PKAL Faculty for the 21st Century
Bonnie K. Baxter
F21 Class of 2004 Statement
What is your vision of a robust research-rich learning environment?
What does “research-rich” look like? It is easy to envision it in the thriving undergraduate research programs across the nation. Selected students, within their major, are engaging in sophisticated science. They are designing experiments, learning how to manage the literature and presenting their data. The lives of these students have certainly been enriched by research. But is a curriculum research-rich if it stops at the accelerated science students? A few chosen individuals benefit, and the breadth of student contributions is limited. “Rich” denotes wealth, and a program that exudes wealth in research opportunities must broaden its scope and must employ innovative design. In particular, a program must target each group of learners and pursue a research-incorporation approach that recognizes the needs of the particular population. Perhaps the traditional lumping of “majors” and “non-majors” does not allow for this assessment, and, therefore, does not enable effective reform. Would the needs of learners in non-science majors: History, Nursing, Business, and Education all be the same? Research-rich environments can facilitate learning of science only when the learners are understood.
Undergraduate Education majors have specific needs that can be fulfilled though research-rich activities. For example, future teachers (K-12) are one of the most significant groups of undergraduates with respect to the pedagogies they encounter. Countless studies demonstrate that teachers will teach a subject the way in which they were taught. Therefore, professors should be charged to model inquiry-based science for this population. This opportunity was a driving force that led to “the Great Salt Lake Project,” an NSF-DUE-funded project for which I served as primary investigator. With this award, we remodeled the required Science Methods courses at Westminster College for both future elementary and secondary teachers. One of the most innovative elements was a simple pairing of professors, myself from the Sciences Division partnered with a professor in the School of Education. Our goal was to provide research experiences (centered on the theme of Great Salt Lake) for our students. Following this, the students would design inquiry-based teaching units that evolved from their research projects. And finally, the students implemented these lessons in the classrooms of local schools. Thus our students engaged in the scientific process, developed curricula that reflected this process, and then they in turn engaged K-12 students in research. Coming full circle, from doing science to teaching it, was intended to reinforce this philosophy in their future classrooms. For those of us in undergraduate education, where our substrate is the product of earlier reactions, occurring in K–12 classrooms, we should care about being catalysts in the education of teachers.

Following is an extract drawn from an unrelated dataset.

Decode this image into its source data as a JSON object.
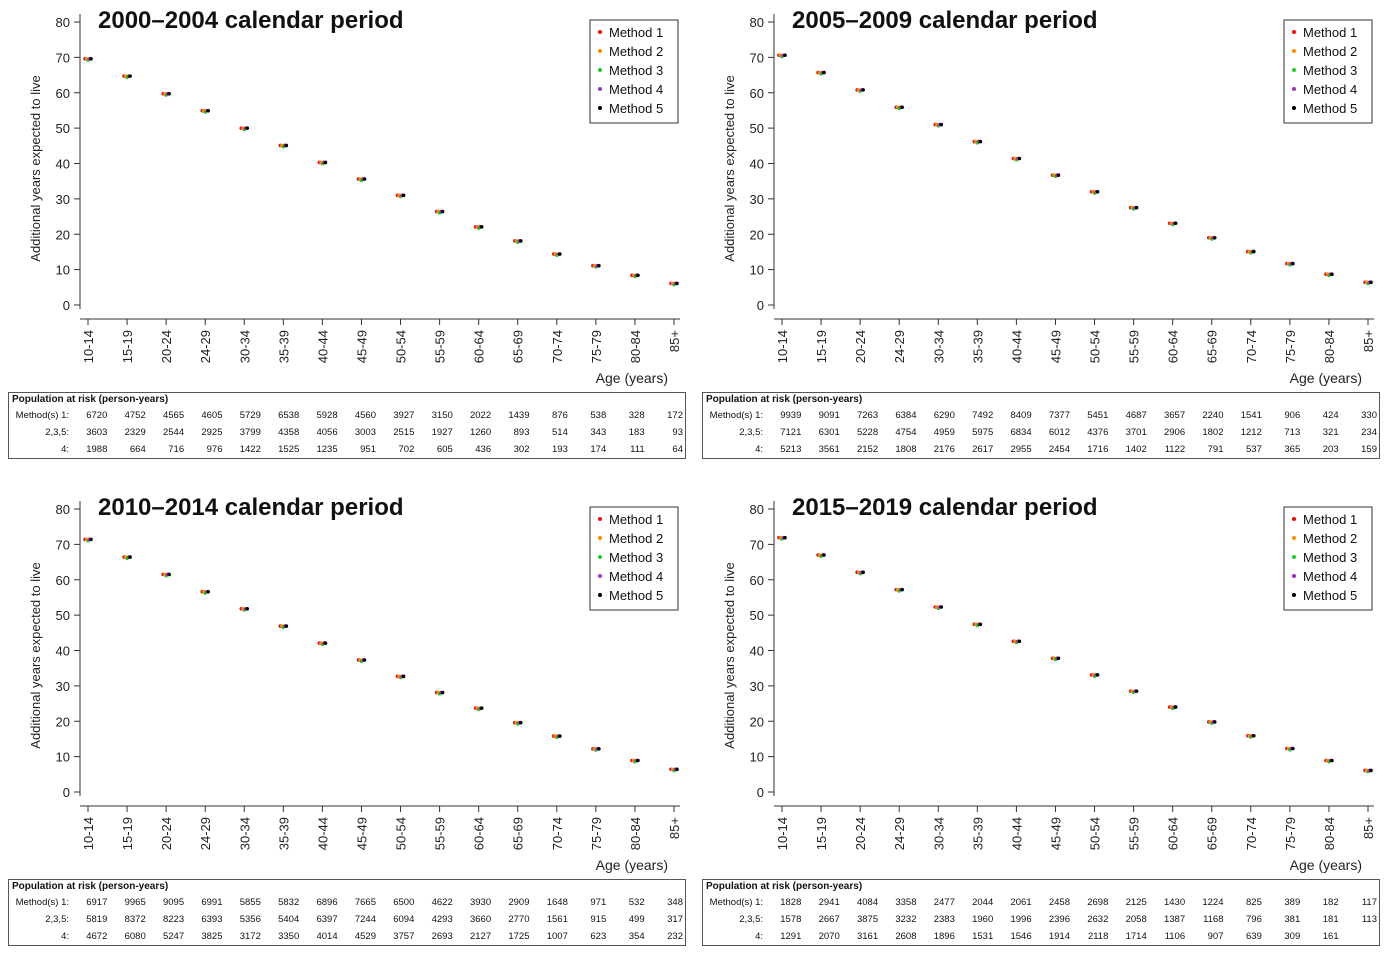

Incorporating research in teacher’s courses broadens the impact as with each teacher, you can touch hundreds of K-12 students. With research, perhaps one size does not fit all. In the illustration above, the research-rich courses were designed to fit the needs of future teachers. How might a course for Honors students, for example, differ? Research-rich curricula can be tailored, but an assessment process, whereby the specific needs of the targeted learners are explored, must precede implementation. The largest barrier for implementation of this approach is a philosophical one for faculty as we are trained with the concept of “science” and “other.” “Other” represents a large community of scholars. It takes a kaleidoscopic vision to bring research to students in a manner that supports their future endeavors.